Il a rappelé que l’Algérie occupe la troisième place mondiale en termes de prévalence du diabète. « Si nous faisions des statistiques précises, nous serions aux alentours de six millions de cas. Il ne faut pas prendre cette maladie à la légère, car malgré l’existence de traitements, certaines personnes peinent à équilibrer leur glycémie, ce qui peut entraîner des complications graves comme la stéatose hépatique, les maladies cardiovasculaires et les AVC », a averti le spécialiste.
Le professeur Bitam a également souligné les dangers d’une alimentation trop grasse. « Le gras, que l’on retrouve notamment dans la viande de mouton cuisinée dans la chorba, est un autre « blanc » à éviter. Trop de gras, de sel et de sucre déséquilibrent notre organisme et perturbent le fonctionnement de nos organes » a-t-il prévenu, soulignant que de nombreuses pathologies se déclarent après le mois de Ramadhan à cause de ces excès alimentaires, telles que l’hypertension artérielle, le diabète ou encore les maladies cardiovasculaires.
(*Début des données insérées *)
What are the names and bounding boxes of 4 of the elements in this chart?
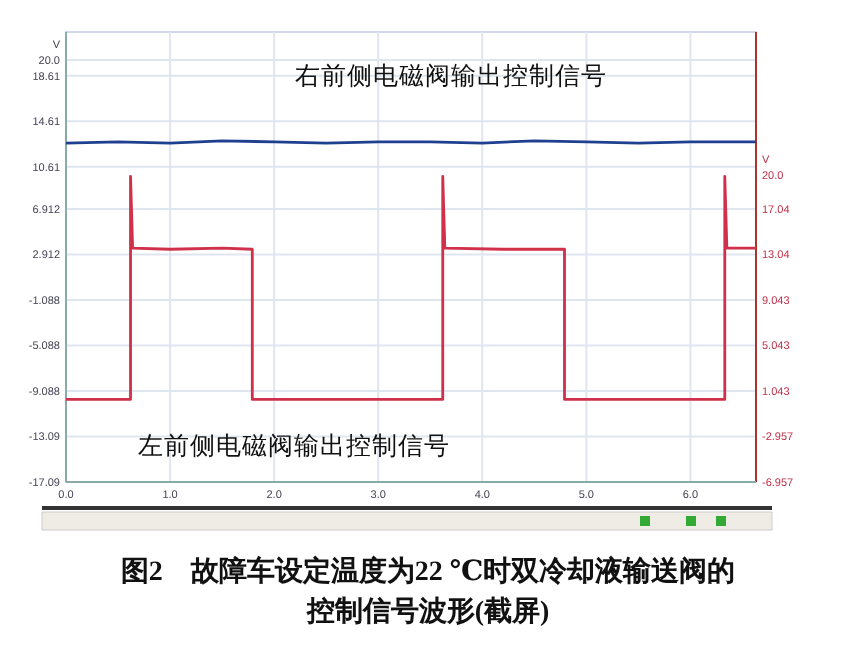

Pour une rupture du jeûne saine, il recommande de commencer par une datte. « Ce petit fruit est riche en fibres et prépare l’estomac à la digestion tout en fournissant de l’énergie. Le temps de faire la prière et de revenir pour le repas de l’iftar, la datte aura déjà apporté ses bienfaits », a-t-il noté.
Concernant la consommation de compléments alimentaires durant le mois de Ramadhan, le professeur a rappelé qu’elle doit être encadrée. « Ce n’est pas à l’envie de la personne. Il est préférable de faire un bilan de santé avant le début du jeûne pour déterminer si un traitement ou des compléments sont nécessaires. Cela doit se faire sous prescription médicale », a-t-il conclu.